第39章 バレンタインデー
私は考え事をしながら、廊下を一人で歩いていた。おそらく今日の夜にハリーは知るのだろう。リドルによって、記憶を見せられるのだ。そこでリドルが母親が魔女で父親がマグルの半純血で、母親はリドルを産んですぐに亡くなったこと。
夏の間はマグルの孤児院で過ごしていること。50年前の秘密の部屋が開かれたとき、一人の女の子が殺されたこと。そして...秘密の部屋を開けたのは、ハグリッドだと。少し憂鬱になりながらも前を見るとそこには見知った人物がいた。
『セドリック!』
「ユウミ!」
不思議そうな顔で振り向いたセドリックは、声をかけたのが私だとわかると優しく微笑んだ。
『ちょうどよかったわ、渡したいものがあったの』
私はセドリックに近づいて、ハッフルパフカラーの袋を取り出して渡した。中身はクッキーだ。

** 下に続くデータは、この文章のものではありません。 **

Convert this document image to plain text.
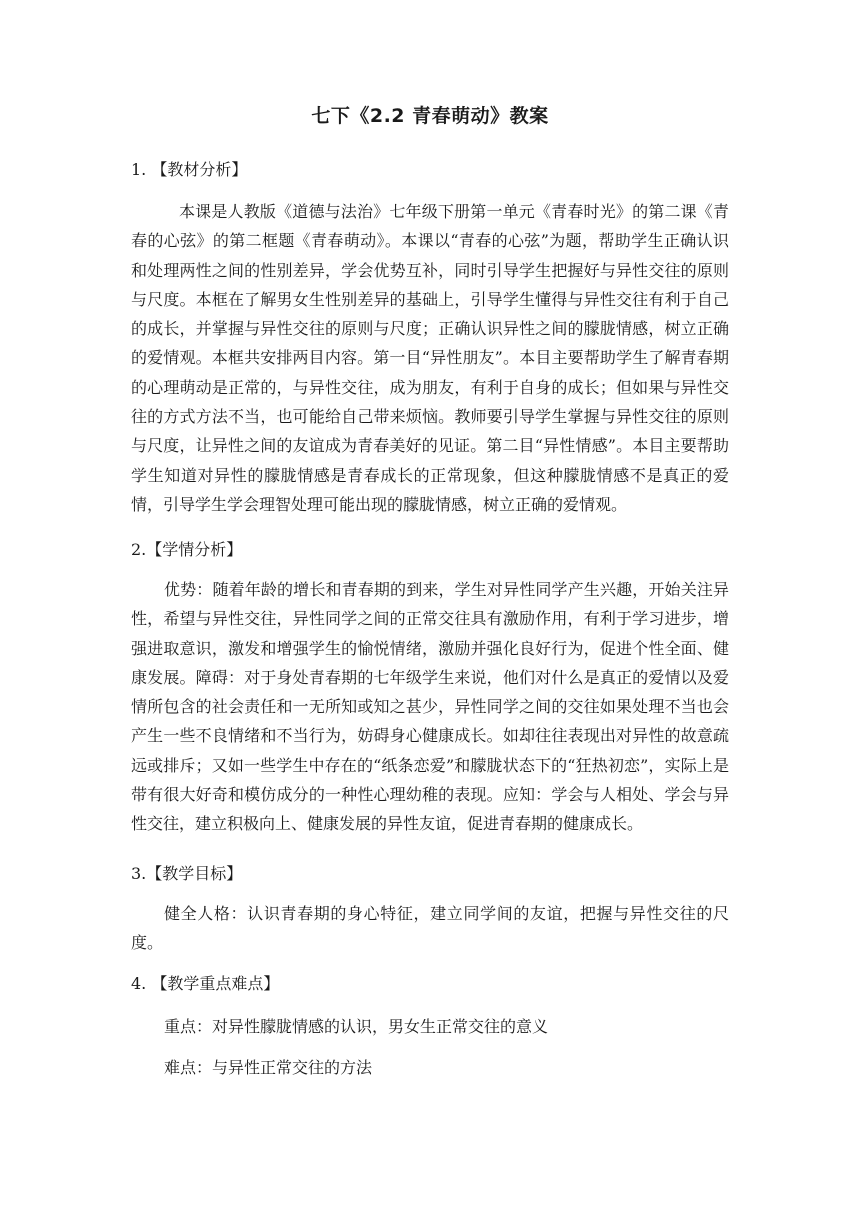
七下《2.2 青春萌动》教案
1. 【教材分析】

本课是人教版《道德与法治》七年级下册第一单元《青春时光》的第二课《青春的心弦》的第二框题《青春萌动》。本课以“青春的心弦”为题，帮助学生正确认识和处理两性之间的性别差异，学会优势互补，同时引导学生把握好与异性交往的原则与尺度。本框在了解男女生性别差异的基础上，引导学生懂得与异性交往有利于自己的成长，并掌握与异性交往的原则与尺度；正确认识异性之间的朦胧情感，树立正确的爱情观。本框共安排两目内容。第一目“异性朋友”。本目主要帮助学生了解青春期的心理萌动是正常的，与异性交往，成为朋友，有利于自身的成长；但如果与异性交往的方式方法不当，也可能给自己带来烦恼。教师要引导学生掌握与异性交往的原则与尺度，让异性之间的友谊成为青春美好的见证。第二目“异性情感”。本目主要帮助学生知道对异性的朦胧情感是青春成长的正常现象，但这种朦胧情感不是真正的爱情，引导学生学会理智处理可能出现的朦胧情感，树立正确的爱情观。

2.【学情分析】

优势：随着年龄的增长和青春期的到来，学生对异性同学产生兴趣，开始关注异性，希望与异性交往，异性同学之间的正常交往具有激励作用，有利于学习进步，增强进取意识，激发和增强学生的愉悦情绪，激励并强化良好行为，促进个性全面、健康发展。障碍：对于身处青春期的七年级学生来说，他们对什么是真正的爱情以及爱情所包含的社会责任和一无所知或知之甚少，异性同学之间的交往如果处理不当也会产生一些不良情绪和不当行为，妨碍身心健康成长。如却往往表现出对异性的故意疏远或排斥；又如一些学生中存在的“纸条恋爱”和朦胧状态下的“狂热初恋”，实际上是带有很大好奇和模仿成分的一种性心理幼稚的表现。应知：学会与人相处、学会与异性交往，建立积极向上、健康发展的异性友谊，促进青春期的健康成长。

3.【教学目标】

健全人格：认识青春期的身心特征，建立同学间的友谊，把握与异性交往的尺度。

4. 【教学重点难点】
重点：对异性朦胧情感的认识，男女生正常交往的意义
难点：与异性正常交往的方法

『ハッピーバレンタインデー!いつも勉強教えてもらってるからそのお礼もこめてね』
にっこり笑うとセドリックは頬を赤らめ、お礼を言った。
「僕も...これを君に渡そうと思って探してたんだ」
セドリックが取り出したのは、可愛いオレンジ色の花でまとめられたブーケだ。
『可愛いわ!!これを私に...?』
「もらってくれるかい?」
不安げに尋ねるセドリック。
『もちろんよ、ありがとう!こんなに素敵なもの嬉しいわ』
満面の笑みを浮かべてお礼を言うと、セドリックは安心したように微笑む。
『とっても素敵なもの貰って、それじゃあ釣り合いがとれないわね』
「そんなことないよ。僕、ユウミの手作りのお菓子好きだよ」
困った顔をした私に、セドリックは優しく笑う。
『ありがとう...大事にするわ』
セドリックに再度お礼を言ってから、そこで別れる。それからまっすぐ寮に戻った私は、スペースを空けてセドリックからもらったブーケを飾った。そこでハッと思い出した私は、フレッドとジョージからもらったものを取り出してあける。そこにはまだ開いていない蕾のままでまとめられたブーケがあった。不思議に思ったのも束の間、魔法がかけられていたらしく。
『すごい!』
みるみる花は開いていき、そこには一口サイズのチョコレートがのっていた。
『綺麗だわ』
三人からもらったブーケをしばらく綺麗だなと思って眺めていた私は、部屋へと戻ってきたクレアに不思議そうな顔で見られることになった。